For more information on specific surgical treatments, see the article on Flatfoot Surgical Correction.
If you are considering surgery, talk to your foot and ankle orthopaedic surgeon about the specifics of the planned procedure.
Anticipated recovery after treatment for AAFD varies considerably depending on the treatment. Non-operative treatments usually involve use of a boot until symptoms subside and then an orthotic or brace. Almost all surgical treatments require a period
of immobilization and restricted weightbearing that can range from several weeks to several months. More involved procedures that include a tendon transfer, osteotomy, or fusion may require a longer period of recovery. Typically, patients do not experience complete improvement until 1-2 years after surgery.
If I am not treated with surgery, will I have to wear the orthotic or brace for the rest of my life?
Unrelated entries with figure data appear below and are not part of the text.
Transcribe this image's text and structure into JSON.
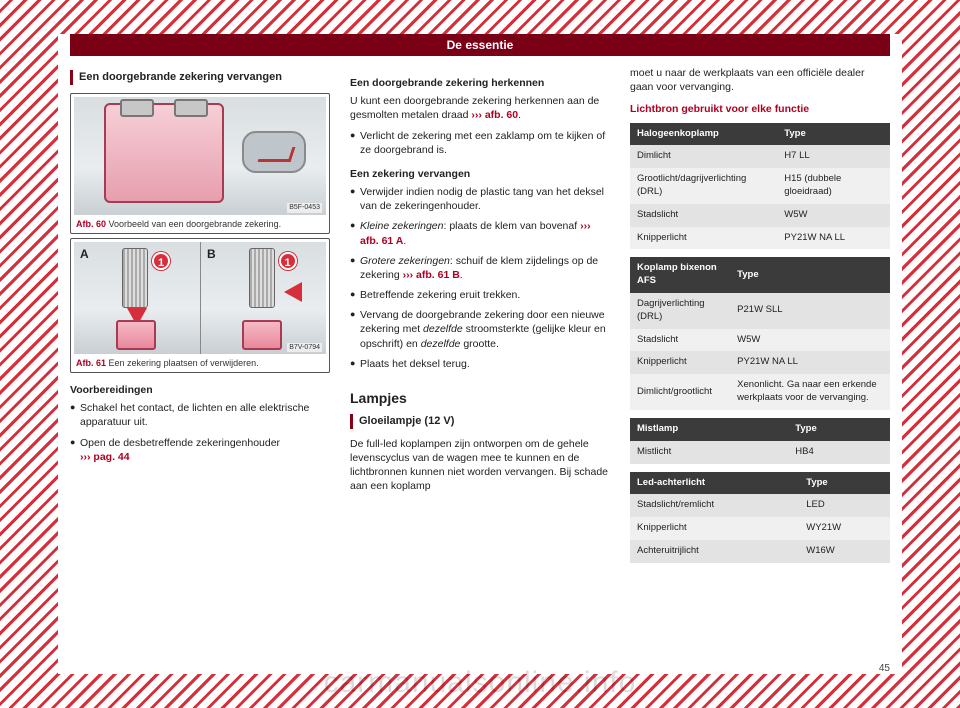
{
  "page": {
    "number": "45",
    "header": "De essentie",
    "watermark": "carmanualsonline.info"
  },
  "col1": {
    "title": "Een doorgebrande zekering vervangen",
    "fig60": {
      "code": "B5F-0453",
      "ref": "Afb. 60",
      "caption": "Voorbeeld van een doorgebrande zekering."
    },
    "fig61": {
      "code": "B7V-0794",
      "ref": "Afb. 61",
      "caption": "Een zekering plaatsen of verwijderen.",
      "labelA": "A",
      "labelB": "B",
      "tag": "1"
    },
    "prep_h": "Voorbereidingen",
    "prep_b1": "Schakel het contact, de lichten en alle elektrische apparatuur uit.",
    "prep_b2a": "Open de desbetreffende zekeringenhouder ",
    "prep_b2_ref": "››› pag. 44"
  },
  "col2": {
    "rec_h": "Een doorgebrande zekering herkennen",
    "rec_p1a": "U kunt een doorgebrande zekering herkennen aan de gesmolten metalen draad ",
    "rec_p1_ref": "››› afb. 60",
    "rec_p1b": ".",
    "rec_b1": "Verlicht de zekering met een zaklamp om te kijken of ze doorgebrand is.",
    "repl_h": "Een zekering vervangen",
    "repl_b1": "Verwijder indien nodig de plastic tang van het deksel van de zekeringenhouder.",
    "repl_b2a": "Kleine zekeringen",
    "repl_b2b": ": plaats de klem van bovenaf ",
    "repl_b2_ref": "››› afb. 61 A",
    "repl_b2c": ".",
    "repl_b3a": "Grotere zekeringen",
    "repl_b3b": ": schuif de klem zijdelings op de zekering ",
    "repl_b3_ref": "››› afb. 61 B",
    "repl_b3c": ".",
    "repl_b4": "Betreffende zekering eruit trekken.",
    "repl_b5a": "Vervang de doorgebrande zekering door een nieuwe zekering met ",
    "repl_b5b": "dezelfde",
    "repl_b5c": " stroomsterkte (gelijke kleur en opschrift) en ",
    "repl_b5d": "dezelfde",
    "repl_b5e": " grootte.",
    "repl_b6": "Plaats het deksel terug.",
    "lamp_h": "Lampjes",
    "bulb_h": "Gloeilampje (12 V)",
    "bulb_p": "De full-led koplampen zijn ontworpen om de gehele levenscyclus van de wagen mee te kunnen en de lichtbronnen kunnen niet worden vervangen. Bij schade aan een koplamp"
  },
  "col3": {
    "cont": "moet u naar de werkplaats van een officiële dealer gaan voor vervanging.",
    "tbl_h": "Lichtbron gebruikt voor elke functie",
    "t1": {
      "h1": "Halogeenkoplamp",
      "h2": "Type",
      "rows": [
        [
          "Dimlicht",
          "H7 LL"
        ],
        [
          "Grootlicht/dagrijverlichting (DRL)",
          "H15 (dubbele gloeidraad)"
        ],
        [
          "Stadslicht",
          "W5W"
        ],
        [
          "Knipperlicht",
          "PY21W NA LL"
        ]
      ]
    },
    "t2": {
      "h1": "Koplamp bixenon AFS",
      "h2": "Type",
      "rows": [
        [
          "Dagrijverlichting (DRL)",
          "P21W SLL"
        ],
        [
          "Stadslicht",
          "W5W"
        ],
        [
          "Knipperlicht",
          "PY21W NA LL"
        ],
        [
          "Dimlicht/grootlicht",
          "Xenonlicht. Ga naar een erkende werkplaats voor de vervanging."
        ]
      ]
    },
    "t3": {
      "h1": "Mistlamp",
      "h2": "Type",
      "rows": [
        [
          "Mistlicht",
          "HB4"
        ]
      ]
    },
    "t4": {
      "h1": "Led-achterlicht",
      "h2": "Type",
      "rows": [
        [
          "Stadslicht/remlicht",
          "LED"
        ],
        [
          "Knipperlicht",
          "WY21W"
        ],
        [
          "Achteruitrijlicht",
          "W16W"
        ]
      ]
    }
  }
}
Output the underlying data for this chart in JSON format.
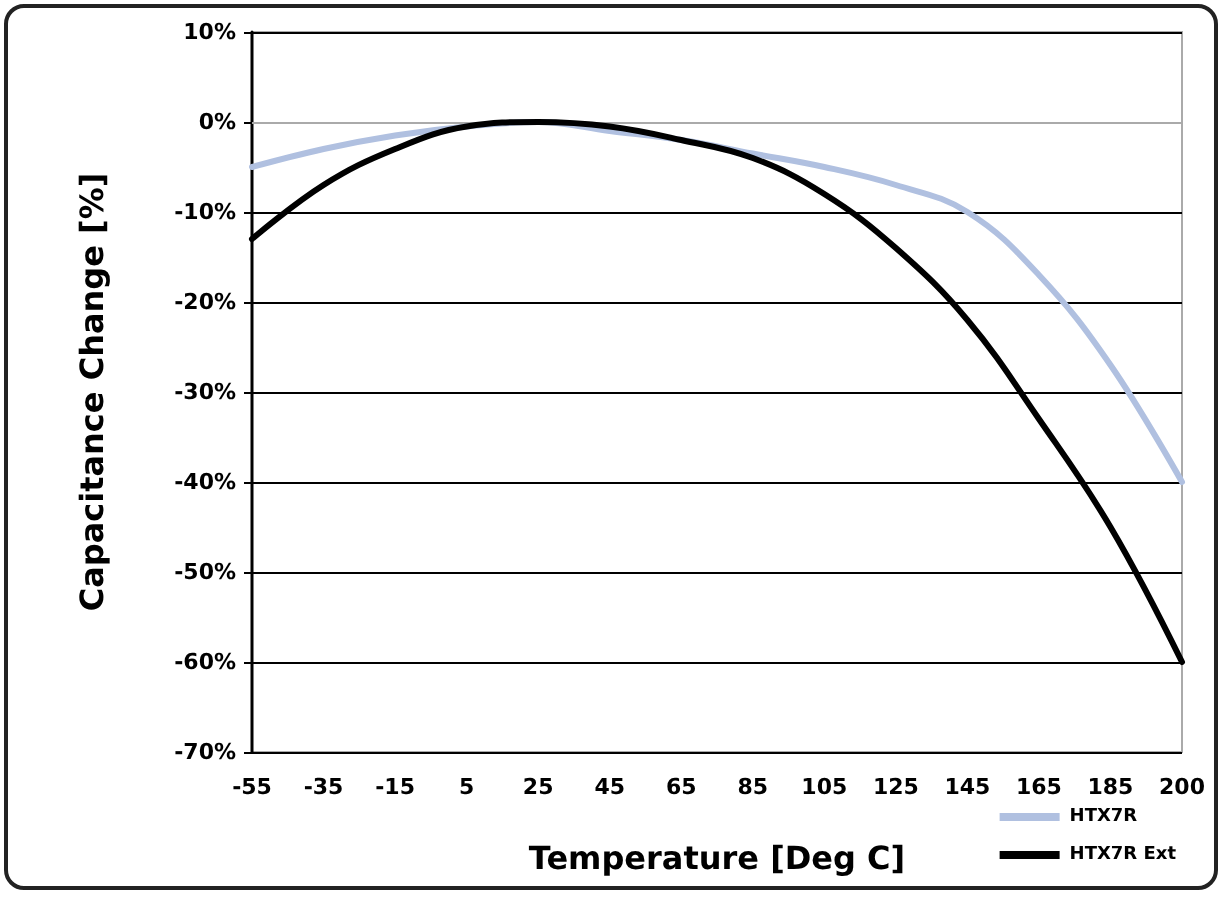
{
  "chart_data": {
    "type": "line",
    "xlabel": "Temperature [Deg C]",
    "ylabel": "Capacitance Change [%]",
    "categories": [
      "-55",
      "-35",
      "-15",
      "5",
      "25",
      "45",
      "65",
      "85",
      "105",
      "125",
      "145",
      "165",
      "185",
      "200"
    ],
    "series": [
      {
        "name": "HTX7R",
        "color": "#b0c0e0",
        "values": [
          -5,
          -3,
          -1.5,
          -0.5,
          0,
          -1,
          -2,
          -3.5,
          -5,
          -7,
          -10,
          -17,
          -27,
          -40
        ]
      },
      {
        "name": "HTX7R Ext",
        "color": "#000000",
        "values": [
          -13,
          -7,
          -3,
          -0.5,
          0,
          -0.5,
          -2,
          -4,
          -8,
          -14,
          -22,
          -33,
          -45,
          -60
        ]
      }
    ],
    "ylim": [
      -70,
      10
    ],
    "yticks": [
      {
        "value": -70,
        "label": "-70%"
      },
      {
        "value": -60,
        "label": "-60%"
      },
      {
        "value": -50,
        "label": "-50%"
      },
      {
        "value": -40,
        "label": "-40%"
      },
      {
        "value": -30,
        "label": "-30%"
      },
      {
        "value": -20,
        "label": "-20%"
      },
      {
        "value": -10,
        "label": "-10%"
      },
      {
        "value": 0,
        "label": "0%"
      },
      {
        "value": 10,
        "label": "10%"
      }
    ],
    "grid": "y",
    "legend": "bottom right",
    "marker": "none",
    "line_style": "solid"
  }
}
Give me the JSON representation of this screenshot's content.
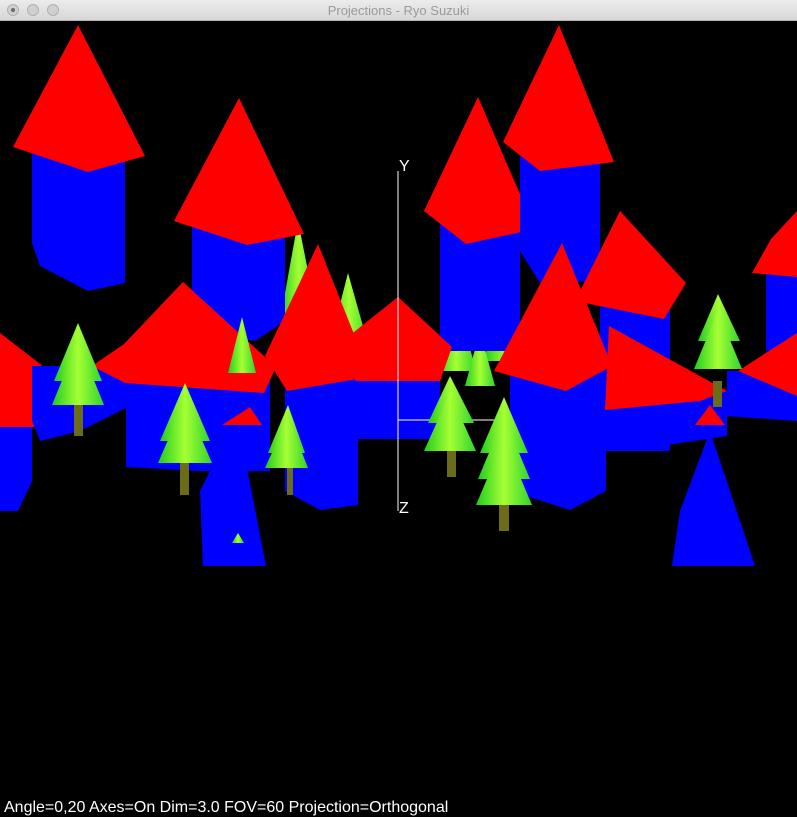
{
  "window": {
    "title": "Projections - Ryo Suzuki"
  },
  "axes": {
    "y_label": "Y",
    "z_label": "Z"
  },
  "status_line": "Angle=0,20  Axes=On  Dim=3.0  FOV=60  Projection=Orthogonal",
  "colors": {
    "background": "#000000",
    "house_roof": "#ff0000",
    "house_body": "#0000ff",
    "tree_foliage_light": "#a6ff33",
    "tree_foliage_dark": "#1fcc1f",
    "tree_trunk": "#6b6b1a",
    "axis": "#ffffff"
  }
}
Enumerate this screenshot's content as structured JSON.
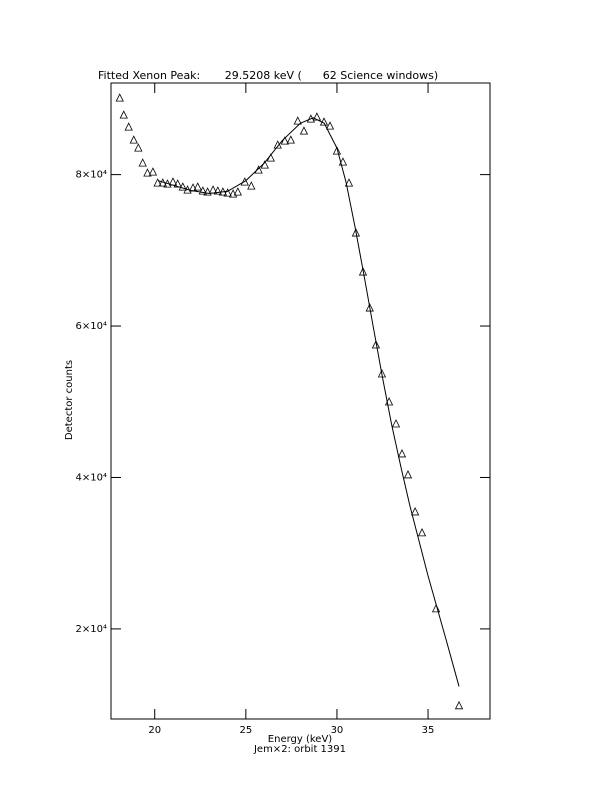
{
  "chart_data": {
    "type": "scatter-fit",
    "title": "Fitted Xenon Peak:       29.5208 keV (      62 Science windows)",
    "xlabel": "Energy (keV)",
    "subtitle": "Jem×2: orbit 1391",
    "ylabel": "Detector counts",
    "xlim": [
      17.6,
      38.4
    ],
    "ylim": [
      8100,
      92100
    ],
    "xticks": [
      20,
      25,
      30,
      35
    ],
    "yticks": [
      {
        "value": 20000,
        "label": "2×10⁴"
      },
      {
        "value": 40000,
        "label": "4×10⁴"
      },
      {
        "value": 60000,
        "label": "6×10⁴"
      },
      {
        "value": 80000,
        "label": "8×10⁴"
      }
    ],
    "color": "#000000",
    "points": {
      "x": [
        18.08,
        18.3,
        18.57,
        18.85,
        19.1,
        19.34,
        19.6,
        19.9,
        20.16,
        20.44,
        20.7,
        21.0,
        21.26,
        21.54,
        21.8,
        22.1,
        22.36,
        22.64,
        22.9,
        23.2,
        23.46,
        23.74,
        24.0,
        24.3,
        24.56,
        24.94,
        25.3,
        25.7,
        26.04,
        26.37,
        26.75,
        27.14,
        27.47,
        27.85,
        28.19,
        28.57,
        28.9,
        29.29,
        29.62,
        30.0,
        30.33,
        30.66,
        31.04,
        31.43,
        31.8,
        32.14,
        32.47,
        32.86,
        33.24,
        33.57,
        33.9,
        34.29,
        34.67,
        35.44,
        36.7
      ],
      "values": [
        90164,
        87920,
        86336,
        84620,
        83564,
        81584,
        80264,
        80396,
        78944,
        78944,
        78812,
        79076,
        78812,
        78416,
        78020,
        78284,
        78416,
        77888,
        77756,
        78020,
        77888,
        77756,
        77624,
        77492,
        77756,
        79076,
        78548,
        80660,
        81320,
        82244,
        83960,
        84488,
        84620,
        87128,
        85808,
        87392,
        87656,
        86996,
        86468,
        83168,
        81716,
        78944,
        72344,
        67196,
        62444,
        57560,
        53732,
        50036,
        47132,
        43172,
        40400,
        35516,
        32744,
        22712,
        9908
      ]
    },
    "fit": {
      "x": [
        20.2,
        21,
        22,
        23,
        24,
        25,
        26,
        27,
        28,
        28.7,
        29.3,
        30,
        30.5,
        31,
        31.5,
        32,
        32.5,
        33,
        33.5,
        34,
        35,
        36,
        36.7
      ],
      "values": [
        79200,
        78600,
        77900,
        77500,
        77800,
        79200,
        81500,
        84500,
        86800,
        87500,
        86800,
        83500,
        79000,
        73000,
        66500,
        59800,
        53200,
        47000,
        41500,
        36300,
        27000,
        18500,
        12400
      ]
    }
  }
}
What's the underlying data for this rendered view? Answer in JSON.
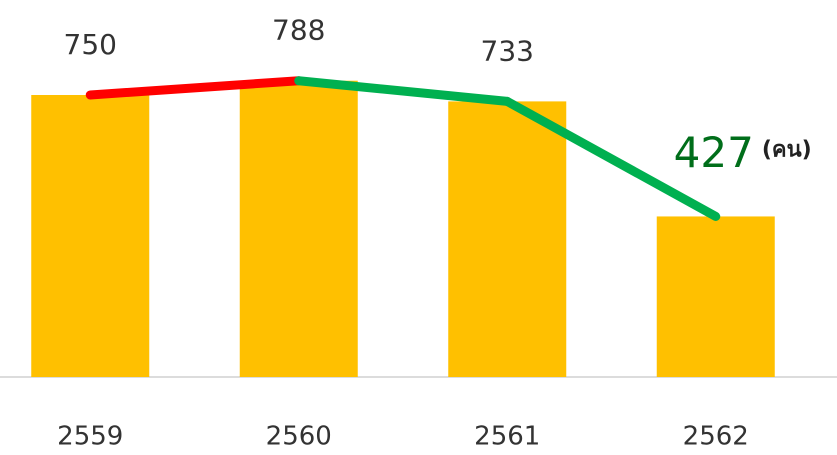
{
  "chart_data": {
    "type": "bar",
    "categories": [
      "2559",
      "2560",
      "2561",
      "2562"
    ],
    "values": [
      750,
      788,
      733,
      427
    ],
    "color": "#ffc000",
    "ylim": [
      0,
      1000
    ],
    "trend_line": true,
    "line_colors": {
      "up": "#ff0000",
      "down": "#00b050"
    },
    "highlight_color": "#006e1a",
    "annotation": "(คน)"
  }
}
Traditionally it has been thought that orthotics and/or braces would need to be used by a patient for the rest of his or her
life. Such devices serve to supplement the dysfunctional posterior tibial tendon and help realign the foot. Some studies, though, have suggested that adequate bracing and strengthening may allow the posterior tibial tendon to heal and therefore avoid
permanent brace use. This may be the case in select situations. Patients with more severe deformities and more damage to the posterior tibial tendon are more likely to need to wear the orthotic or brace long term.
Will my deformity get worse over time? If so, will it be harder to treat?
Many deformities do get worse over time, but some do not. We do not yet know how to predict which patients will get worse. Generally, surgery for less severe deformities leads to better function than more severe deformities since more severe deformities often require bone fusions.